Life is made of trade-offs. Understood. Clear. Accepted. But sometimes I wonder that I may have traded off too much for too little. Who would have thought that a meeting of Schwab Social Entrepreneurs would be a place where I could consider the potential imbalance of this trade-equation and be nourished by the thoughts that ensued?
Early one morning we heard from Martin Burt that this community of social entrepreneurs is where we can exposure our hurts: "I am bleeding here, and here, too." And that there is a lot of limping among us who make up this community. But that, we expect: "We have to be ready to leave our skin in the barbed wire," he observed.
It was a breathless moment for me. As have all of us, I have left skin in that barbed wire. And I will have to do so again. Willingly. There is no other way. The wonder of it is that sometimes, just sometimes, I need to hear that it is okay to be torn. That it is worth it. I know this inside, but I am not a self-sustaining ecosystem. I need outside energy from my community from time to time to be restored, even as I glance back at those patches of skin. Ah, but the patches of skin and the drips of blood are so very nearly invisible when I compare them to the scope of change accomplished and to be accomplished in and beyond my life.

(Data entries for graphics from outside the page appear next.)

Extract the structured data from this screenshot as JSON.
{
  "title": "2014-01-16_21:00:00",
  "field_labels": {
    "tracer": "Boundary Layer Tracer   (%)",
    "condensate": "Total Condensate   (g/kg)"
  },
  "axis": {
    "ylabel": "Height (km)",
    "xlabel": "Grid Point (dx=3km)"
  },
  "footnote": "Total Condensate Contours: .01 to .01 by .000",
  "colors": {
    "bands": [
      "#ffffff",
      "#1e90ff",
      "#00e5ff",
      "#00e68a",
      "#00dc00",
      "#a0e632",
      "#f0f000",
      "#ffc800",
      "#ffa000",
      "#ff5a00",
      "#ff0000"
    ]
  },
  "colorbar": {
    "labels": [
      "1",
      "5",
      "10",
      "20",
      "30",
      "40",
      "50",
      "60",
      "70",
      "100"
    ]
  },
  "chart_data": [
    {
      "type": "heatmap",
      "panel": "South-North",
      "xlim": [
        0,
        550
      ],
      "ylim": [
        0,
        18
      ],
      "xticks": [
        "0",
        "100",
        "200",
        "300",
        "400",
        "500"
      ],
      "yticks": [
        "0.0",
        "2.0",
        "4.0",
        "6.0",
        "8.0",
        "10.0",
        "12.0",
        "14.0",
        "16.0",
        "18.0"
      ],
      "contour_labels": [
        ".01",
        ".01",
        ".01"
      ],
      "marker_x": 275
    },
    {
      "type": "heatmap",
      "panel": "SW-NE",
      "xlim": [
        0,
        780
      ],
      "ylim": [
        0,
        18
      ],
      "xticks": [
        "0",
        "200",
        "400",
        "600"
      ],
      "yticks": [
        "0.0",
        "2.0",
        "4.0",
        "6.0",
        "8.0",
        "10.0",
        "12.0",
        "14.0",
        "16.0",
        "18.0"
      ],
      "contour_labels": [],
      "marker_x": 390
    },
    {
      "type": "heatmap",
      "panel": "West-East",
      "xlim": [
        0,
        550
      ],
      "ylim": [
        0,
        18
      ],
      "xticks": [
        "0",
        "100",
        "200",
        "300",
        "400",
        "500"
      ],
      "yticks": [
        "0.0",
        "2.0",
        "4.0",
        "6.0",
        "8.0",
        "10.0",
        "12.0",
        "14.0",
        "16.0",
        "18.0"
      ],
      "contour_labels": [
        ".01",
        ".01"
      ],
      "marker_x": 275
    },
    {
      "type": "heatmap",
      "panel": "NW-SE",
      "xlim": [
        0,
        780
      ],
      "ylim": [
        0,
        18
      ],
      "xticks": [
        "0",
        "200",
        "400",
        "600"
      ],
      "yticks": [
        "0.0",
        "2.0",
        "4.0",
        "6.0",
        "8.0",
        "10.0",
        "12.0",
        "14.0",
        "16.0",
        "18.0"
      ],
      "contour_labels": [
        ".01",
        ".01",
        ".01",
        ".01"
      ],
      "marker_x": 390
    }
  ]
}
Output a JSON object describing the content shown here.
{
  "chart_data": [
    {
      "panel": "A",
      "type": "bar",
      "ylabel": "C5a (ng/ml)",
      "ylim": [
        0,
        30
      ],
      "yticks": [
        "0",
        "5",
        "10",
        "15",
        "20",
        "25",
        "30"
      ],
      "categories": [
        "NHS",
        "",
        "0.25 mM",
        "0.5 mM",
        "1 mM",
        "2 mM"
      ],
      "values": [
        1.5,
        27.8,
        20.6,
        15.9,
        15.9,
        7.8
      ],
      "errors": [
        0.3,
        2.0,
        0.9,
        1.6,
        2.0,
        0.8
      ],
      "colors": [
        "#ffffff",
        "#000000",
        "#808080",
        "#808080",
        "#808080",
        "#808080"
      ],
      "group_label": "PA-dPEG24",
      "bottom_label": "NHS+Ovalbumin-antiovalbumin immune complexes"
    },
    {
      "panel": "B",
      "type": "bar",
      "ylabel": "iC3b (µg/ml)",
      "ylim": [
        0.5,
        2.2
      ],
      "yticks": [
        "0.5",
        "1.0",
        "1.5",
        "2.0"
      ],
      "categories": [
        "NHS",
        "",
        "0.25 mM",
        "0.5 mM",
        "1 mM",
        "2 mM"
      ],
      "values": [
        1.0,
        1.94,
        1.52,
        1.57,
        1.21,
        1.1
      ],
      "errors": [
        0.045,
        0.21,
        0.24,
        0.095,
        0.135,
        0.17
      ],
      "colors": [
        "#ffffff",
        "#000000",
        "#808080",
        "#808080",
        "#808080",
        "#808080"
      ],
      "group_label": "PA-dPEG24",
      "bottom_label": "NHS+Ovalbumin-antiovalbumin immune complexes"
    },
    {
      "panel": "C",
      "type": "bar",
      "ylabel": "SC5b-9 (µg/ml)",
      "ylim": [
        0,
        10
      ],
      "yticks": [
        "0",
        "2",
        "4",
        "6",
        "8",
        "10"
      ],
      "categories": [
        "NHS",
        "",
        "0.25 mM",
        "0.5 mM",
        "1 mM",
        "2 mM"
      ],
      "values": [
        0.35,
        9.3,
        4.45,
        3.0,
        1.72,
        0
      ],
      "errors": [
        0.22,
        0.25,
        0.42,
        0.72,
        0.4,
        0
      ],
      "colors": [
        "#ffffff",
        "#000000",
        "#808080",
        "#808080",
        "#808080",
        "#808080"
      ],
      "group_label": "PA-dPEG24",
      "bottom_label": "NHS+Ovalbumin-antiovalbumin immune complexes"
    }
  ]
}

Our lives.
The Social Entrepreneur community is an unexpected safe place. A place to be open. A place to be moral in a universe that tears at morality, justice, rightness.
Juergen Griesbeck added to the restorative energy when he said "I need to take time for true things." Awesome. I know there are true things, but the urgent screaming things occupy my ears, brain cells and emotional space. True things. Think about them. Thanks, Juergen.
Philip Wilson's transparency and openheartedness to share his unvarnished successes and failures. Amazing. Juliana Rotich talking about the importance and significance of cross-generational mentoring. Awesome and humbling.
This list could go on and on about that morning.
The Schwab Social Entrepreneurs community. Surely a cutting edge group for engendering, fostering, sustaining social change. And a community of people also cut on that edge, reminding each other not to let The Cause become a meat grinder to ourselves, our families, our colleagues, our staff, our partners.
How else to express gratitude than to return to the line of concertina wire, restored, reminded, and belonging to a community of remarkable people who hurt here, here, and just a little here.